Cermin dari Kerinduan Masyarakat
Sosiologue besar Nobert Elias pernah melakukan penelitian dimana penemuannya terhadap aktivitas "sport" adalah penyaluran "pelampiasan" atas kekerasan kolektif didalam masyarakat ke arah yang lebih kostruktif. Processus of of the Civilisation, dalam masyarakat Indonesia modern dimana sepak bola adalah salah satu bagian (composant) dari langkah Indonesia untuk tampil kepermukaan untuk diterima dalam masyarakat International.

Kemenangan dari Timnas adalah salah satu cermin kerinduan atas "pencapaian" keberhasilan.

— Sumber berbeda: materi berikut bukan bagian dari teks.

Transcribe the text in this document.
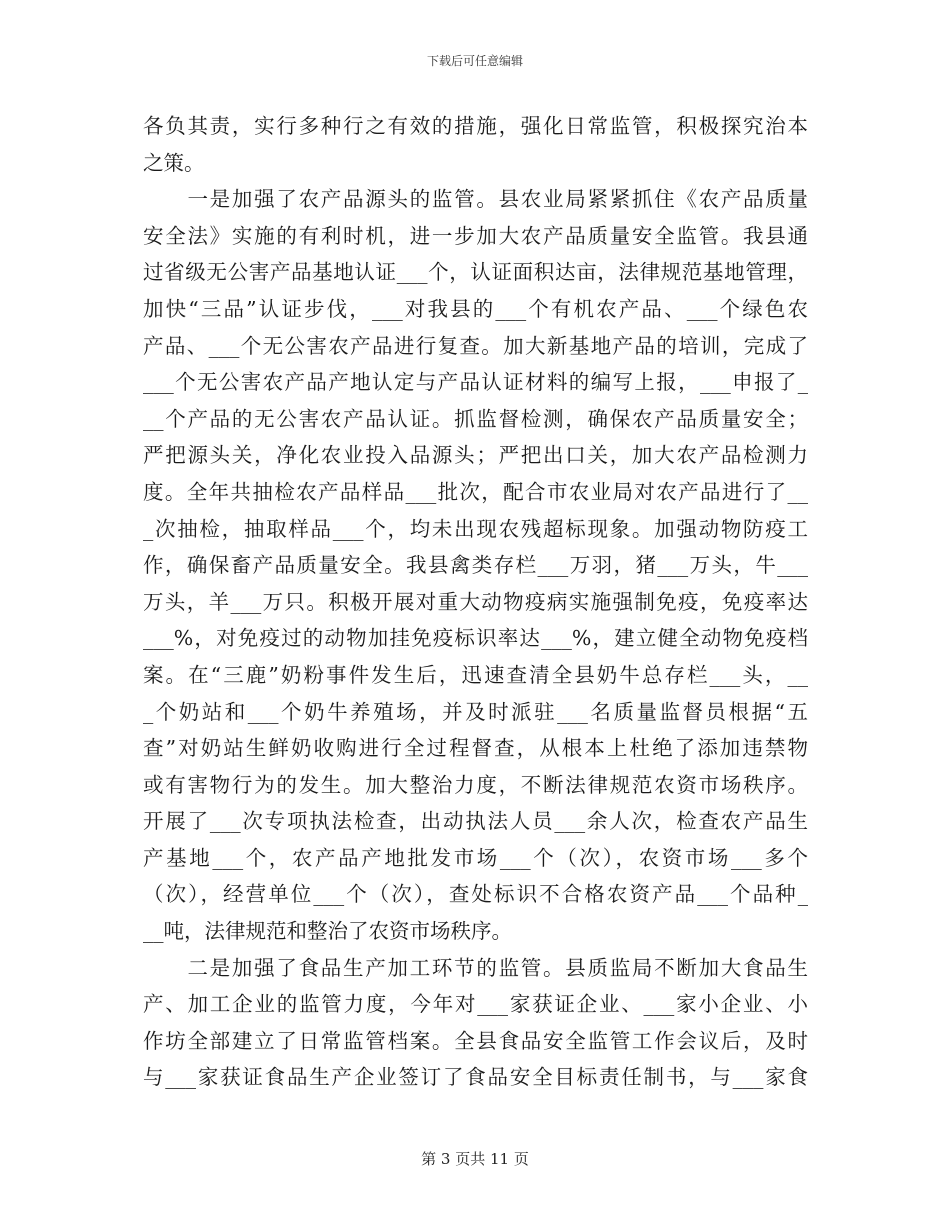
下载后可任意编辑
各负其责，实行多种行之有效的措施，强化日常监管，积极探究治本
之策。
　　一是加强了农产品源头的监管。县农业局紧紧抓住《农产品质量
安全法》实施的有利时机，进一步加大农产品质量安全监管。我县通
过省级无公害产品基地认证___个，认证面积达亩，法律规范基地管理，
加快“三品”认证步伐，___对我县的___个有机农产品、___个绿色农
产品、___个无公害农产品进行复查。加大新基地产品的培训，完成了
___个无公害农产品产地认定与产品认证材料的编写上报，___申报了_
__个产品的无公害农产品认证。抓监督检测，确保农产品质量安全；
严把源头关，净化农业投入品源头；严把出口关，加大农产品检测力
度。全年共抽检农产品样品___批次，配合市农业局对农产品进行了__
_次抽检，抽取样品___个，均未出现农残超标现象。加强动物防疫工
作，确保畜产品质量安全。我县禽类存栏___万羽，猪___万头，牛___
万头，羊___万只。积极开展对重大动物疫病实施强制免疫，免疫率达
___%，对免疫过的动物加挂免疫标识率达___%，建立健全动物免疫档
案。在“三鹿”奶粉事件发生后，迅速查清全县奶牛总存栏___头，__
_个奶站和___个奶牛养殖场，并及时派驻___名质量监督员根据“五
查”对奶站生鲜奶收购进行全过程督查，从根本上杜绝了添加违禁物
或有害物行为的发生。加大整治力度，不断法律规范农资市场秩序。
开展了___次专项执法检查，出动执法人员___余人次，检查农产品生
产基地___个，农产品产地批发市场___个（次），农资市场___多个
（次），经营单位___个（次），查处标识不合格农资产品___个品种_
__吨，法律规范和整治了农资市场秩序。
　　二是加强了食品生产加工环节的监管。县质监局不断加大食品生
产、加工企业的监管力度，今年对___家获证企业、___家小企业、小
作坊全部建立了日常监管档案。全县食品安全监管工作会议后，及时
与___家获证食品生产企业签订了食品安全目标责任制书，与___家食
第 3 页共 11 页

Walaupun belum mejadi pemenang akhir, tetapi prosesus "communion" kebersamaan, kesatuan (pemersatu) bangsa atas pencapaian keberhasilan yang demikian dirindukan. Lambang garuda yang menjadi "bagian" elemen penting dalam gelar pertandingan AFF Timnas. Nyanyian "garuda didadaku"...adalah lambang dari nasionalisme menjadi packaging modernitas, menyangkut lambang negara dan segala implikasi komersialnya. Harapan dan kerinduan rakyat atas kejayaan Indonesia demikian besar. Bisa kita lihat dari seluruh media masa yang meliput kehadiran penonton dari luar daerah yang bertekad berjuang untuk membeli tiket menonton di Senayan. Untuk sementara semua sedang membuat prediksi atas pertemuan Timnas dengan Filipina yang kedua kali nanti di hari Minggu.